To its critics, the French model does too little to improve the lot of Arab and African Muslims living in suburban public housing, the “banlieues” where youth unemployment runs sky-high and many of the Islamist radicals are incubated. Conditions there have only worsened with the coronavirus pandemic.
In a major speech in early October, Mr. Macron assailed the rise of “Islamist separatism” and promised a new law to defend France’s secular and democratic values. He also recognized the problem of the “ghettoization” of French cities where “we built our own separatism ourselves,” but the speech drew sharp criticism from French Muslims, including charges that it stigmatized Muslims, especially women and working-class Muslims.
These are issues that should be open to debate, both within France and among mature democracies. But the debate cannot cross into any notion that any victim of Islamist terror “had it coming.” Mr. Macron is right to reject any such suggestion.
But he goes too far in seeing malicious insult throughout the “Anglo-American media.” Serious news organizations in the United States, including The New York Times, have sought to offer full and nuanced reports on the terror attacks in France and on the French government’s policies. It was unfair of Mr. Macron’s international communications adviser, Anne-Sophie Bradelle, to suggest that The Times and The Washington Post said France was “at war with Islam.” Neither suggested this, or argued that France’s core problem was that it is “racist and Islamophobic.”

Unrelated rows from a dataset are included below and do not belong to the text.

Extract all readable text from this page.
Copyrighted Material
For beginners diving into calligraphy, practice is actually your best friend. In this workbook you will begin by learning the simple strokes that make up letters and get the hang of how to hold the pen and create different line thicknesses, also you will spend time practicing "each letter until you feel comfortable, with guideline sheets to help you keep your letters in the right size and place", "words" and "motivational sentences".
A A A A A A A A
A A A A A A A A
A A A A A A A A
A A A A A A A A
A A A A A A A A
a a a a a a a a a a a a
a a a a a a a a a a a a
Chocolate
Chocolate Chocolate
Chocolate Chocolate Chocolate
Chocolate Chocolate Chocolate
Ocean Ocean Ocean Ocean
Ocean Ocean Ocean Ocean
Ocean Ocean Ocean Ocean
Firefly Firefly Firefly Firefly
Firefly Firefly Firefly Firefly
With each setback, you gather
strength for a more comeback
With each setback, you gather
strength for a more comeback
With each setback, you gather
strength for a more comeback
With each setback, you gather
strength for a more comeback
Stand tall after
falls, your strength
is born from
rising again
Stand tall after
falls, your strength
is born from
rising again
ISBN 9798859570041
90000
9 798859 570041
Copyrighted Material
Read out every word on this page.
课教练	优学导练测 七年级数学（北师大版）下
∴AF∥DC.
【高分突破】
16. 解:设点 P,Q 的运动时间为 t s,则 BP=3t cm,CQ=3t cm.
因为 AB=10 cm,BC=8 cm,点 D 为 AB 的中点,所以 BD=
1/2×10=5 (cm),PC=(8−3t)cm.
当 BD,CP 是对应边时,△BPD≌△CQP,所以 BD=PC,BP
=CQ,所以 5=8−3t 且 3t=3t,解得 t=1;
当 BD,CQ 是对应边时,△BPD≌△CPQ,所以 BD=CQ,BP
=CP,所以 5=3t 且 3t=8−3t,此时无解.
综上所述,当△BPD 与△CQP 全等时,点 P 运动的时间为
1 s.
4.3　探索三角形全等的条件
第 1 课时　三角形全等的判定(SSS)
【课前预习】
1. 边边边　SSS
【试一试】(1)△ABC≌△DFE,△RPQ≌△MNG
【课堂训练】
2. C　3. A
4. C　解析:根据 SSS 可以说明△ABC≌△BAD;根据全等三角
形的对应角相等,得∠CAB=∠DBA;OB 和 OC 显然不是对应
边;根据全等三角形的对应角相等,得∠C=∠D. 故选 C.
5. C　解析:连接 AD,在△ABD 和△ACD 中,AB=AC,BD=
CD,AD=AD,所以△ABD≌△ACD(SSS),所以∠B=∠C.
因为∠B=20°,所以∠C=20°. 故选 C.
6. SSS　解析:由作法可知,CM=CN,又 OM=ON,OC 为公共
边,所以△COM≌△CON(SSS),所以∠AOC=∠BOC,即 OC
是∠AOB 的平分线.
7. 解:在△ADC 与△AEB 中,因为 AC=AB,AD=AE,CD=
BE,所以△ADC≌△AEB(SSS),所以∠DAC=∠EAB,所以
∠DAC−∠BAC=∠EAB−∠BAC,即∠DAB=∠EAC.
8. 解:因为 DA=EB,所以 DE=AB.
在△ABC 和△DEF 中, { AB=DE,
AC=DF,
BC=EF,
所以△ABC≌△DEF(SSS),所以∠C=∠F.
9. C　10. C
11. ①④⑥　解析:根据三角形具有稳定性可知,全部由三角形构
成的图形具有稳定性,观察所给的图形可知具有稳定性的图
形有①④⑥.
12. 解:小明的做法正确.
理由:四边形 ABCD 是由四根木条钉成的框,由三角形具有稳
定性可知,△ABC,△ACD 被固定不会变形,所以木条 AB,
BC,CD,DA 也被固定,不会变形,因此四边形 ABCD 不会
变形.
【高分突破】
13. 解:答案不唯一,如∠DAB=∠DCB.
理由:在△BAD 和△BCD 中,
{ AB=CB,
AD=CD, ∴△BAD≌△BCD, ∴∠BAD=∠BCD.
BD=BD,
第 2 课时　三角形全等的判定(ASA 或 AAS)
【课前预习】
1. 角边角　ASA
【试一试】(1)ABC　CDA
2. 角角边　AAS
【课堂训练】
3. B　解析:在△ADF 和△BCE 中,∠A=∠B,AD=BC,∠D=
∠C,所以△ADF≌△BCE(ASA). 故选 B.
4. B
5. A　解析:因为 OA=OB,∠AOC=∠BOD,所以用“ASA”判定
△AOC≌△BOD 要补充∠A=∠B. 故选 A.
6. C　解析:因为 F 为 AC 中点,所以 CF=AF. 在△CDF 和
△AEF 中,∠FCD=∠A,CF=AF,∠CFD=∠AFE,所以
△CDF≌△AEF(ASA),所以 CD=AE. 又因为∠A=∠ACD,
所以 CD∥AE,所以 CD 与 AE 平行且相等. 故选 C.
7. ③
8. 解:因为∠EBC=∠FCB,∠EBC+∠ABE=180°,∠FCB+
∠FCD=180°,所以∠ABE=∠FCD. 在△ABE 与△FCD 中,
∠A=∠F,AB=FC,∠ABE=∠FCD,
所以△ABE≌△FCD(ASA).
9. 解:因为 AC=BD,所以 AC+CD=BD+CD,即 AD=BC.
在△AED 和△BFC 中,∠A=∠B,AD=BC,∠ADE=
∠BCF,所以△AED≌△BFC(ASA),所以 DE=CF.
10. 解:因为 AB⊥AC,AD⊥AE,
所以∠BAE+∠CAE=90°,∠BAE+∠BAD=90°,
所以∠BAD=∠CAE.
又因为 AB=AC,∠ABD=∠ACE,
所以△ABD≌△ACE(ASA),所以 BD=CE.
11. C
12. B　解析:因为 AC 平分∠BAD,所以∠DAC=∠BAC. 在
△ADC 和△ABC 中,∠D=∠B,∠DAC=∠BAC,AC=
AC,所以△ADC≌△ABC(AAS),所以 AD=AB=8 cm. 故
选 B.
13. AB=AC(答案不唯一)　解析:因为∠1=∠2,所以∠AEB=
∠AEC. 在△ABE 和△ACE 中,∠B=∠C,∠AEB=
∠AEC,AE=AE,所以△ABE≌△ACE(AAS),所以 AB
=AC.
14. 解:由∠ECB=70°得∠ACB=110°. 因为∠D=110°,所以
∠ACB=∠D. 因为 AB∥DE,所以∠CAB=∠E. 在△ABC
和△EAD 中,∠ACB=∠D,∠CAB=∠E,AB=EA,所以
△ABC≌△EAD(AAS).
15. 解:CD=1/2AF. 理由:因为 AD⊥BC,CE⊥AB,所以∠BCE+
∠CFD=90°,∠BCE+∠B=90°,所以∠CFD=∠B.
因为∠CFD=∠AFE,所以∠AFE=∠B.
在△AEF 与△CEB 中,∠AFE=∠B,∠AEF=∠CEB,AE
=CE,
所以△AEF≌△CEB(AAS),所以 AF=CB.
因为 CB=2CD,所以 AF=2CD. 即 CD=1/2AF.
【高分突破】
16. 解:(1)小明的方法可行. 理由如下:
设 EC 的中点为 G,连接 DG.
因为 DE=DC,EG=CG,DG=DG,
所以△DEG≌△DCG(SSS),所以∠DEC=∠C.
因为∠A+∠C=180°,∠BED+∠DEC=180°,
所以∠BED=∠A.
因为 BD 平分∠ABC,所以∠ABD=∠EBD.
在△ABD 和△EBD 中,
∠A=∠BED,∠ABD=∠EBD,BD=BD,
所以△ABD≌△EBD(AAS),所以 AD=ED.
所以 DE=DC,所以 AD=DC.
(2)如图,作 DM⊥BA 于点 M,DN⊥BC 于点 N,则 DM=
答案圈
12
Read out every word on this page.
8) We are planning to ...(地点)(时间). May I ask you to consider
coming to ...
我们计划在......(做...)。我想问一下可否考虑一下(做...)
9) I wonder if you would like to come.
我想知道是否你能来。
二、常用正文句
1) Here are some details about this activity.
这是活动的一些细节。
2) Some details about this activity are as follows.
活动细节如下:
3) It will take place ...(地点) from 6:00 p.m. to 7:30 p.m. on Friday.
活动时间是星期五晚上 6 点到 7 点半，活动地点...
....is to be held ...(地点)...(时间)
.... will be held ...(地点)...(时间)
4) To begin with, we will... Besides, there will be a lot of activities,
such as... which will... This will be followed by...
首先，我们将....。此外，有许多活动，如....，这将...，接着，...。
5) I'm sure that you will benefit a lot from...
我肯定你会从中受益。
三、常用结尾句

But racism and Islamophobia are major problems in France, as they are in the United States, Britain and elsewhere in the Western world. So is Islamist terror, and the many issues of cultural integration, tolerance and competition posed by mass migration. These are the common challenges of the Western world, and no country has demonstrated a fully adequate response.
Under President Trump, the United States government has woefully abandoned its tradition of openness to immigrants and refugees, and the president has deliberately fanned racism and intolerance for political ends. French news outlets have not spared Mr. Trump and his followers in their coverage of his administration, nor should they.
The French media has also demonstrated a robust readiness to assail Mr. Macron’s policies, as it has done in recent weeks against the introduction of a “general security” bill that, among other things, included what looked like an attempt to protect the police from public scrutiny. After two incidents of police brutality caught on video, the bill was pulled back for a rewrite.
That’s what the news media does, at home and abroad. It is its function and duty to ask questions about the roots of racism, ethnic anger and the spread of Islamism among Western Muslims, and to critique the effectiveness and impact of government policies. When terrorists strike, however, there is only one response. On that front, Mr. Macron, France is not alone.